Even when a surgery goes well, the risk of complications remains very real if a patient does not receive proper post-surgery care.
In other words, surgical error can include much more than outrageous incidents of operating on the wrong-body part. Patients can also be harmed when they are rushed home from the hospital after surgery and encounter infections or other problems.
Two separate research studies done at the University of Maryland show a troubling correlation between hospital readmission rates after surgery and how many of the beds at the hospitals were filled at the time patients were discharged.
Prof. Bruce Golden, who oversaw the research, summarized the findings as follows. “Discharge decisions are made with bed-capacity constraints in mind,” he said.
“Patient traffic jams present hospitals and medical teams with major, practical concerns, but they can find better answers than sending the patient home at the earliest possible moment,” he added.
The researchers analyzed patient movement following discharge from a large medical center in the U.S. The variables in the study included rate of hospital occupancy, level of medical staffing, the total volume of surgery, and the day of the week.

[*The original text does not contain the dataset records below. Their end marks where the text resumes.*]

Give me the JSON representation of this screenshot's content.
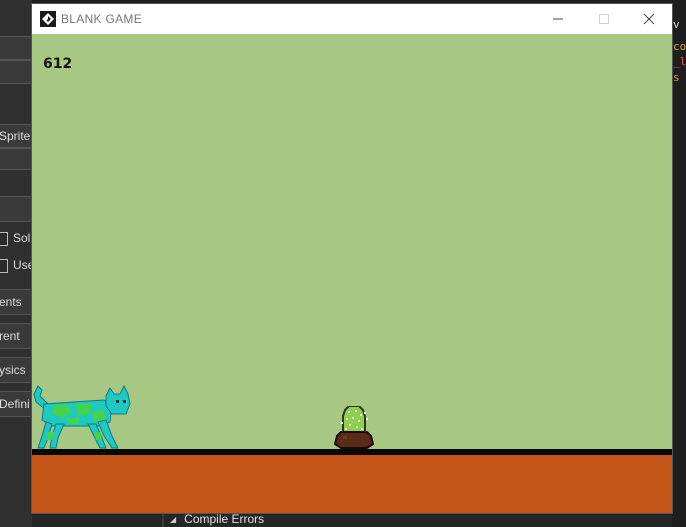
{
  "window": {
    "title": "BLANK GAME",
    "minimize_icon": "minimize-icon",
    "maximize_icon": "maximize-icon",
    "close_icon": "close-icon"
  },
  "game": {
    "score": "612",
    "colors": {
      "sky": "#a6c883",
      "ground": "#c4561a",
      "ground_line": "#080808",
      "cat_body": "#1fc8c0",
      "cat_spots": "#44d34c",
      "cactus": "#8fce52",
      "pot": "#5a2a1a"
    },
    "sprites": [
      "cat-sprite",
      "cactus-sprite"
    ]
  },
  "background_ide": {
    "left_panel": [
      "Sprite",
      "Soli",
      "Use",
      "ents",
      "rent",
      "ysics",
      "Defini"
    ],
    "bottom_tab": "Compile Errors",
    "right_fragments": [
      "v G",
      "cor",
      "_l",
      "s st"
    ]
  }
}
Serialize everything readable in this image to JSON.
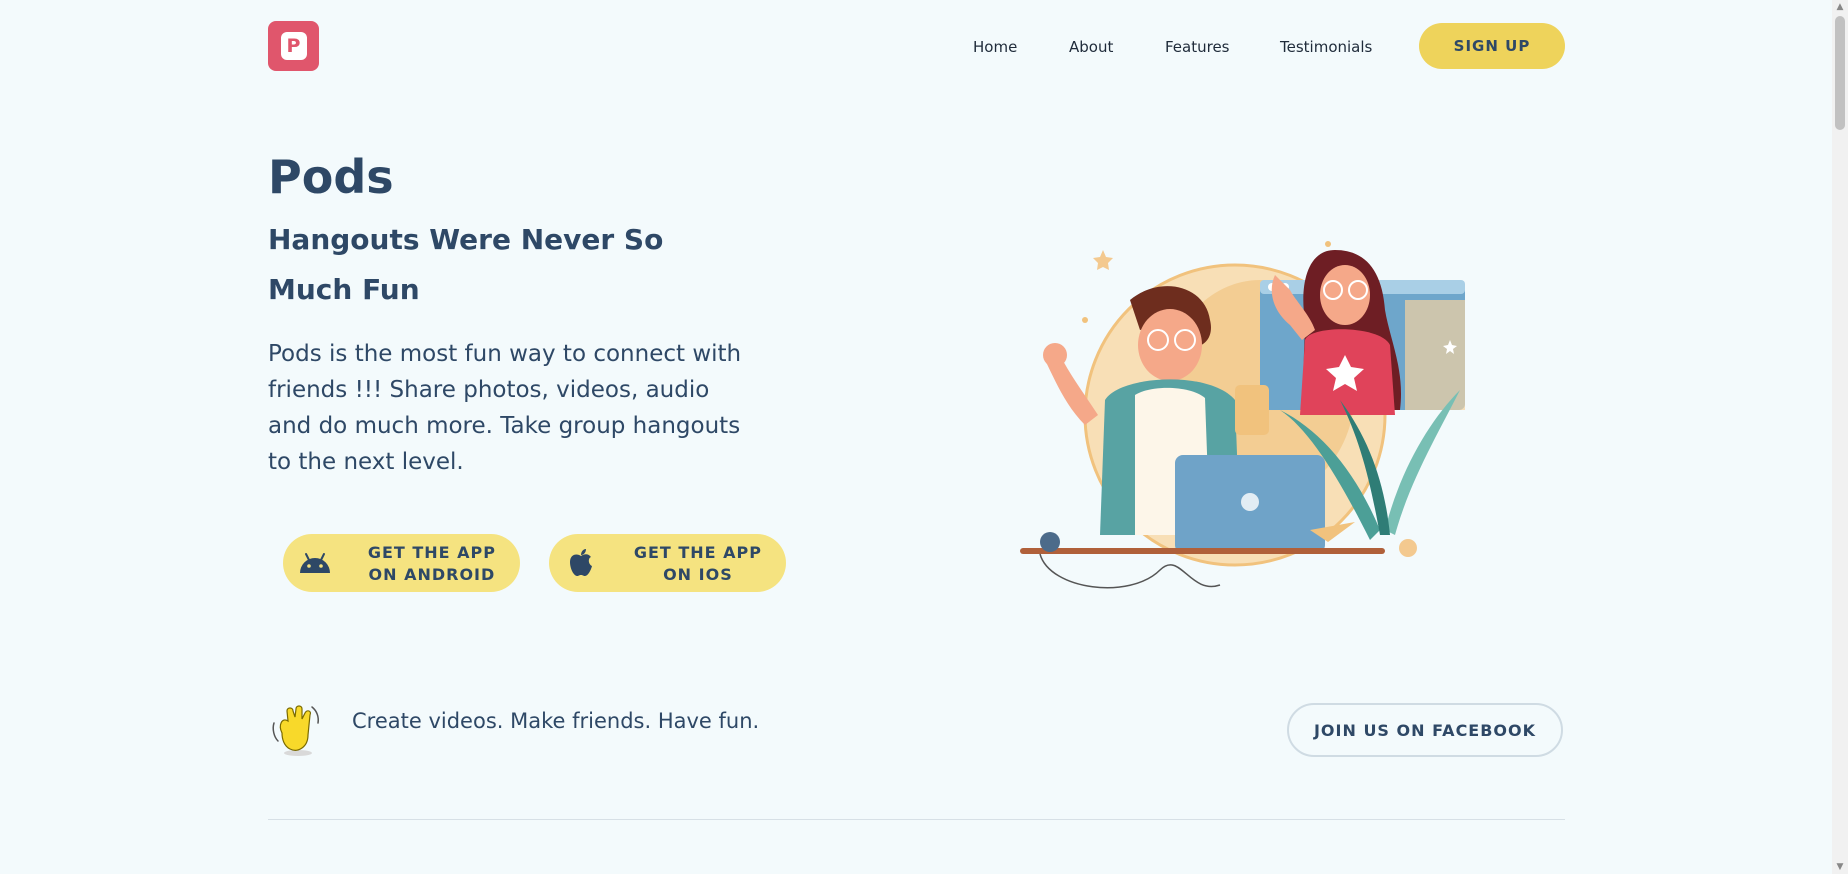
{
  "brand": {
    "logo_letter": "P",
    "accent": "#e0566c"
  },
  "nav": {
    "items": [
      {
        "label": "Home"
      },
      {
        "label": "About"
      },
      {
        "label": "Features"
      },
      {
        "label": "Testimonials"
      }
    ],
    "signup_label": "SIGN UP"
  },
  "hero": {
    "title": "Pods",
    "subtitle": "Hangouts Were Never So Much Fun",
    "description": "Pods is the most fun way to connect with friends !!! Share photos, videos, audio and do much more. Take group hangouts to the next level.",
    "android_button": {
      "line1": "GET THE APP",
      "line2": "ON ANDROID",
      "icon": "android-icon"
    },
    "ios_button": {
      "line1": "GET THE APP",
      "line2": "ON IOS",
      "icon": "apple-icon"
    }
  },
  "strip": {
    "icon": "waving-hand-icon",
    "tagline": "Create videos. Make friends. Have fun.",
    "facebook_label": "JOIN US ON FACEBOOK"
  },
  "colors": {
    "background": "#f3fafc",
    "text": "#2e4866",
    "button_yellow": "#eed35b",
    "store_yellow": "#f5e380"
  }
}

The findings were that those patients who were discharged at peak times for hospital occupancy were 50 percent more likely to be readmitted within three days for additional treatment.
Why are hospitals seemingly so eager to discharge patients so soon after surgery? At the core of the answer is the profit motive in medicine. Surgeons and hospitals have numerous incentives to perform as many surgeries as they realistically can.
But that doesn’t mean they should allow patient traffic jams to compromise patient care.